Typically, though, the sine and cosine functions are defined either as the solutions to a DE (or a pair of coupled DEs) or as their Taylor expansions. Consider the pair of DEs

$$y^\prime(x) = -z(x), z^\prime(x) = y(x)$$

with initial conditions $z(0) = 0, \ y(0) = 1$. We can define $\sin(x)$ to be the unique solution for $z(x)$ and $\cos(x)$ to be the unique solution for $y(x)$. In that case, the fact that $\frac{d}{dx}\sin x = \cos x$ is by definition!

A couple of other common definitions for sine and cosine (on the reals) follow. Proving the derivative identities using either of these definitions only requires a few basic results:

1) We define $\sin$ and $\cos$ to be the unique solutions $y_1$ and $y_2$ to

$$y'' = -y[/itex] with initial conditions $y(0)=0, \ y'(0) = 1$ and $y(0)=1, \ y'(0) = 0$, respectively. OR 2) For all $x \in \mathbb{R}$, we define [tex]\sin x = \sum_{n=0}^\infty \frac{x^{2n+1}(-1)^n}{(2n+1)!}$$

and

$$\cos x = \sum_{n=0}^\infty \frac{x^{2n}(-1)^n}{(2n)!}$$

(you need to prove convergence for these series, but that's not difficult).

Of course, starting from any of these definitions, it takes some work to prove that they're equivalent to the geometric one.

Last edited by a moderator: May 2, 2017
3. Apr 13, 2007

### Rainbow

Just apply the first principle and you will get it.

4. Apr 13, 2007

### quasar987

Like Rainbow said, you can use the definition of the derivative and the greeks' definitions of cos and sin and get the result simply by applying the trigonometric identity sin(x+h)-sin(x)=2*sin(h/2)*cos(x+h/2). The fact that sin(h/2)/h --> 1 together with the continuity of cos gives the answer.

5. Apr 13, 2007

### symbolipoint

Check the old Howard Anton book on Calculus from the 1970's. That's the best proof for derivative of sin(x) that I ever found. Clever Algebra tricks, but understandable.

6. Apr 13, 2007

### Data

Rather, $\sin(h/2)/h \rightarrow 1/2$. The nontrivial part that I mentioned is mostly deriving a bunch of trig identities, as well as that limit; if you already have those then the proof is straightforward.

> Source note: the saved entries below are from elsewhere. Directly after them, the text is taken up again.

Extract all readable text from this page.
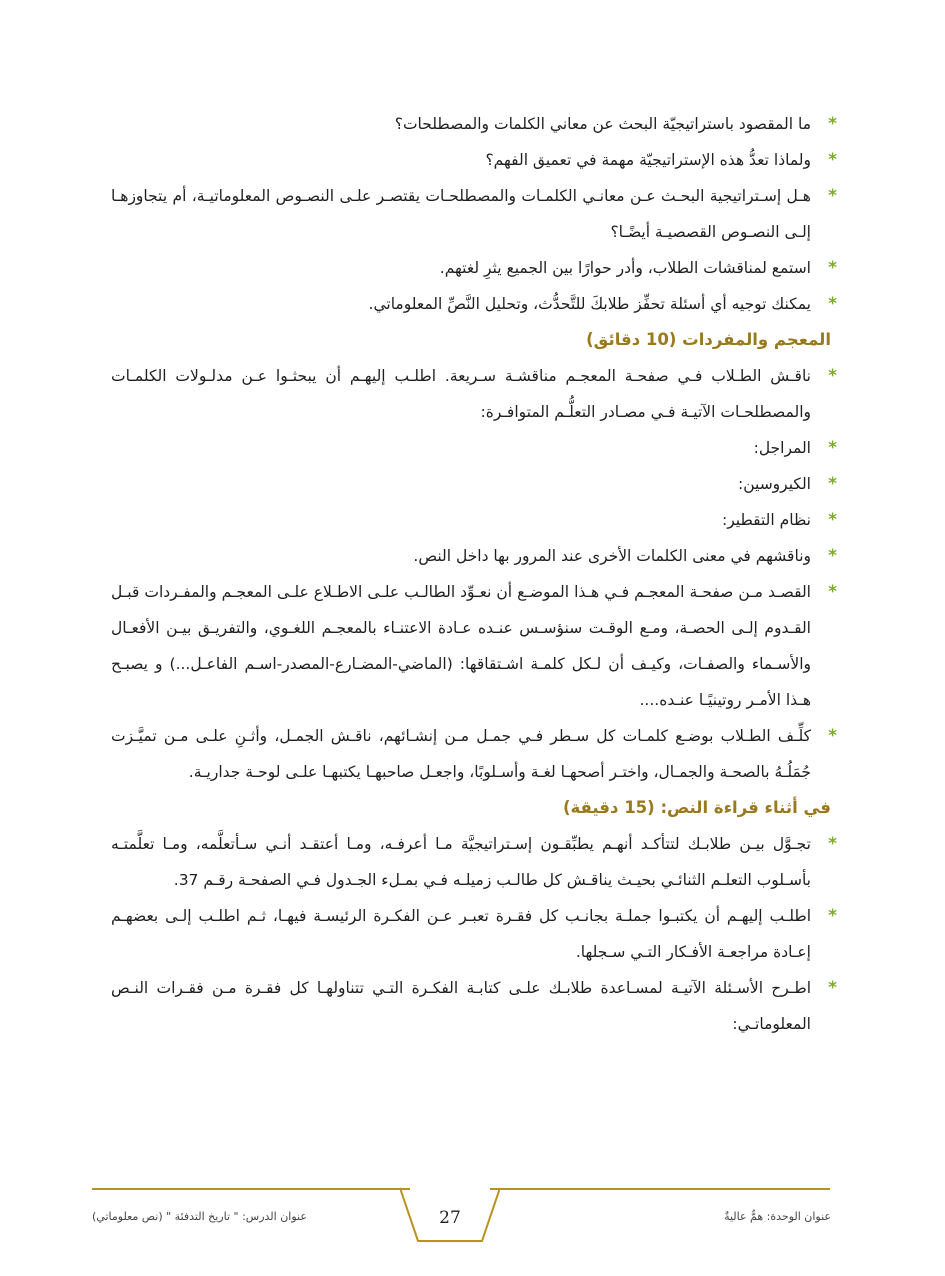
*
ما المقصود باستراتيجيّة البحث عن معاني الكلمات والمصطلحات؟
*
ولماذا تعدُّ هذه الإستراتيجيّة مهمة في تعميق الفهم؟
*
هـل إسـتراتيجية البحـث عـن معانـي الكلمـات والمصطلحـات يقتصـر علـى النصـوص المعلوماتيـة، أم يتجاوزهـا إلـى النصـوص القصصيـة أيضًـا؟
*
استمع لمناقشات الطلاب، وأدر حوارًا بين الجميع يثرِ لغتهم.
*
يمكنك توجيه أي أسئلة تحفِّز طلابكَ للتَّحدُّث، وتحليل النَّصِّ المعلوماتي.
المعجم والمفردات (10 دقائق)
*
ناقـش الطـلاب فـي صفحـة المعجـم مناقشـة سـريعة. اطلـب إليهـم أن يبحثـوا عـن مدلـولات الكلمـات والمصطلحـات الآتيـة فـي مصـادر التعلُّـم المتوافـرة:
*
المراجل:
*
الكيروسين:
*
نظام التقطير:
*
وناقشهم في معنى الكلمات الأخرى عند المرور بها داخل النص.
*
القصـد مـن صفحـة المعجـم فـي هـذا الموضـع أن نعـوِّد الطالـب علـى الاطـلاع علـى المعجـم والمفـردات قبـل القـدوم إلـى الحصـة، ومـع الوقـت سنؤسـس عنـده عـادة الاعتنـاء بالمعجـم اللغـوي، والتفريـق بيـن الأفعـال والأسـماء والصفـات، وكيـف أن لـكل كلمـة اشـتقاقها: (الماضي-المضـارع-المصدر-اسـم الفاعـل...) و يصبـح هـذا الأمـر روتينيًـا عنـده....
*
كلِّـف الطـلاب بوضـع كلمـات كل سـطر فـي جمـل مـن إنشـائهم، ناقـش الجمـل، وأثـنِ علـى مـن تميَّـزت جُمَلُـهُ بالصحـة والجمـال، واختـر أصحهـا لغـة وأسـلوبًا، واجعـل صاحبهـا يكتبهـا علـى لوحـة جداريـة.
في أثناء قراءة النص: (15 دقيقة)
*
تجـوَّل بيـن طلابـك لتتأكـد أنهـم يطبِّقـون إسـتراتيجيَّة مـا أعرفـه، ومـا أعتقـد أنـي سـأتعلَّمه، ومـا تعلَّمتـه بأسـلوب التعلـم الثنائـي بحيـث يناقـش كل طالـب زميلـه فـي بمـلء الجـدول فـي الصفحـة رقـم 37.
*
اطلـب إليهـم أن يكتبـوا جملـة بجانـب كل فقـرة تعبـر عـن الفكـرة الرئيسـة فيهـا، ثـم اطلـب إلـى بعضهـم إعـادة مراجعـة الأفـكار التـي سـجلها.
*
اطـرح الأسـئلة الآتيـة لمسـاعدة طلابـك علـى كتابـة الفكـرة التـي تتناولهـا كل فقـرة مـن فقـرات النـص المعلوماتـي:
27
عنوان الدرس: " تاريخ التدفئة " (نص معلوماتي)	عنوان الوحدة: همٌّ عاليةٌ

The problem is that the way that you'd usually approach the limit

$$\lim_{h \rightarrow 0} \frac{\sin x}{x}$$

is using l'Hopital's rule. But that's circular in this case, because it requires you to already know the derivative of sin. You have to derive that limit by geometric arguments (and the website I linked to does so).

Last edited: Apr 13, 2007
7. Apr 13, 2007

### quasar987

Yes, yes, apologies.

8. Apr 14, 2007

### mathwonk

the usual proof in all books is the one from courant calculus. it derives the limit 1 = sin(x)/x as x-->0, by an area argument and using the squeeze law.

you draw a sector of the unit circle with angle t, then drop a perpendicular from the point on the circle to the x axis, to form a right triangle of hypotenuse 1, and base length cos(t). then one extends that hypotenuse to form a slightly larger similar right triangle of base length 1 along the x axis.

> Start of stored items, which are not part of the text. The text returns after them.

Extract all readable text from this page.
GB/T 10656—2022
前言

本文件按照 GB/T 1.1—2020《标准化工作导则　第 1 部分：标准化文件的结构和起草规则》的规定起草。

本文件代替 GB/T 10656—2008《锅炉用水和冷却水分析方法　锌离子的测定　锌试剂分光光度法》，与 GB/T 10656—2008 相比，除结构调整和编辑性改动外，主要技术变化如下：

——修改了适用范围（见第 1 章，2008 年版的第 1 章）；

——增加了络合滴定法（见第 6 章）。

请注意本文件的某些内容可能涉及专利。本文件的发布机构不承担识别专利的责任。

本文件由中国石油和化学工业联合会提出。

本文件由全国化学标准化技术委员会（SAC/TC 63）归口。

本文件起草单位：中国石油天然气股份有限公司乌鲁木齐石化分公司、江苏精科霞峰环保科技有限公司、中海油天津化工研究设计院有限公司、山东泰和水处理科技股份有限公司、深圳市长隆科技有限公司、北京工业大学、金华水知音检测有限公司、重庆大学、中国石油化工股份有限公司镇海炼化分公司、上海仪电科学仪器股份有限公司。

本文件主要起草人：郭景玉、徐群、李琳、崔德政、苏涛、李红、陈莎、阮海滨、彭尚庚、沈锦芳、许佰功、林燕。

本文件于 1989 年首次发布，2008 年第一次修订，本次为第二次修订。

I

Then one has three nested figures, two right triangles and a circular sector in between, all with acute angle t.

comparing the three areas gives the inequality

sin(t)cos(t) < t < tan(t). dividing by sin(t) gives

cos(t) < t/sin(t) < 1/cos(t).

now as t-->0 we get all 3 limits equal to 1, hence the reciprocal limit sin(t)/t is also 1.